Disintermediation of Wealth
EAMs are not the only players benefitting from disintermediation. Digital players like Swissquote are also able to win market share not only by reducing costs and improving efficiency but also by leveraging other advantages in technology, such as timely accessibility.
«Clients can do everything online whenever they want and don’t have to wait for the relationship manager to wake up to receive instructions to trade stocks, bonds, funds and options or instruct a payment. This is especially key for next generation clients,» Weber said.
«We position ourselves as a digital wealth management custodian bank and we do not provide advice. Our key advantages are our reliable platform, safety, product range and competitive pricing while not compromising on safety combined with a top-notch white-glove service.»
Focus and Size
While disintermediation between traditional financial institutions and Asian clients will persist, Weber envisions that there will be enough market share for players with a certain profile.
«We believe that EAM desks at private banks will continue to flourish, despite the emergence of players like us,» he explained. «There will be success both from smaller private banks that have a dedicated focus on the segment and larger ones that are looking to expand or build their EAM businesses opportunistically.»
New Markets and Asset Classes
Moving forward, Swissquote will continue to seek fresh markets in Asia and expand its shelf of over 3 million capital market products.
On new markets, it is eyeing opportunities to partner with financial institutions in Thailand, Indonesia and Taiwan. And on products, it is exploring the potential in new areas like crypto, where it has some experience with 35 different digital assets already onboarded on its platform in Switzerland since introducing physical bitcoin trading in 2017.
Investor Appetite
Despite the optimism, trading activities in Asia have been relatively lower compared to the historical trend. This is driven in no small part by dented risk appetite in the region, partly caused by downturns in local markets like Hong Kong and mainland China.

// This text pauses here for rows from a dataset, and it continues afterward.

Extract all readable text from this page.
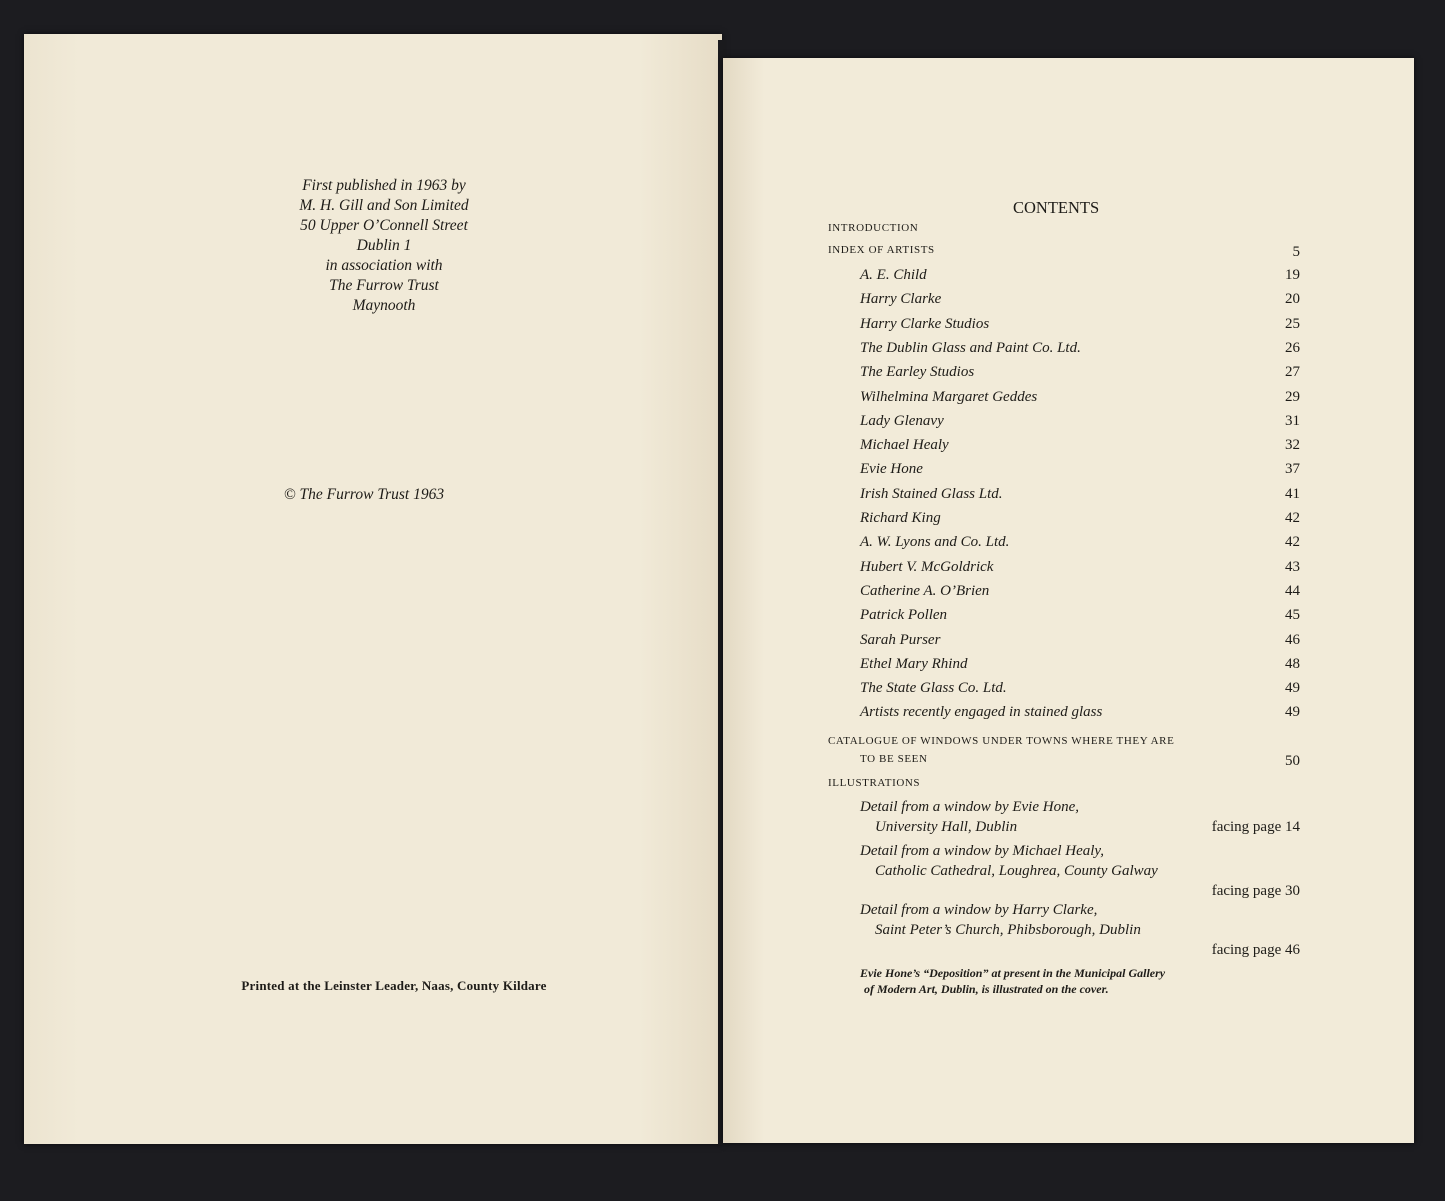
First published in 1963 by
M. H. Gill and Son Limited
50 Upper O’Connell Street
Dublin 1
in association with
The Furrow Trust
Maynooth
© The Furrow Trust 1963
Printed at the Leinster Leader, Naas, County Kildare
CONTENTS
INTRODUCTION
INDEX OF ARTISTS	5
A. E. Child	19
Harry Clarke	20
Harry Clarke Studios	25
The Dublin Glass and Paint Co. Ltd.	26
The Earley Studios	27
Wilhelmina Margaret Geddes	29
Lady Glenavy	31
Michael Healy	32
Evie Hone	37
Irish Stained Glass Ltd.	41
Richard King	42
A. W. Lyons and Co. Ltd.	42
Hubert V. McGoldrick	43
Catherine A. O’Brien	44
Patrick Pollen	45
Sarah Purser	46
Ethel Mary Rhind	48
The State Glass Co. Ltd.	49
Artists recently engaged in stained glass	49
CATALOGUE OF WINDOWS UNDER TOWNS WHERE THEY ARE
TO BE SEEN	50
ILLUSTRATIONS
Detail from a window by Evie Hone,
University Hall, Dublin	facing page 14
Detail from a window by Michael Healy,
Catholic Cathedral, Loughrea, County Galway
facing page 30
Detail from a window by Harry Clarke,
Saint Peter’s Church, Phibsborough, Dublin
facing page 46
Evie Hone’s “Deposition” at present in the Municipal Gallery
of Modern Art, Dublin, is illustrated on the cover.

«Given the recent environment, there are still quite a number of investors still on the sideline waiting for buying opportunities. Transactions have been steady but at lower levels,» Weber added. «Nonetheless, given the substantial growth of Swissquote Singapore’s business in terms of revenues and assets under custody, we are looking back to an extremely positive 2023.»
Swissquote was founded in 1996 and listed on the Swiss stock exchange in 2000. Today, it has approximately $60 billion in assets under custody from over 550,000 clients worldwide.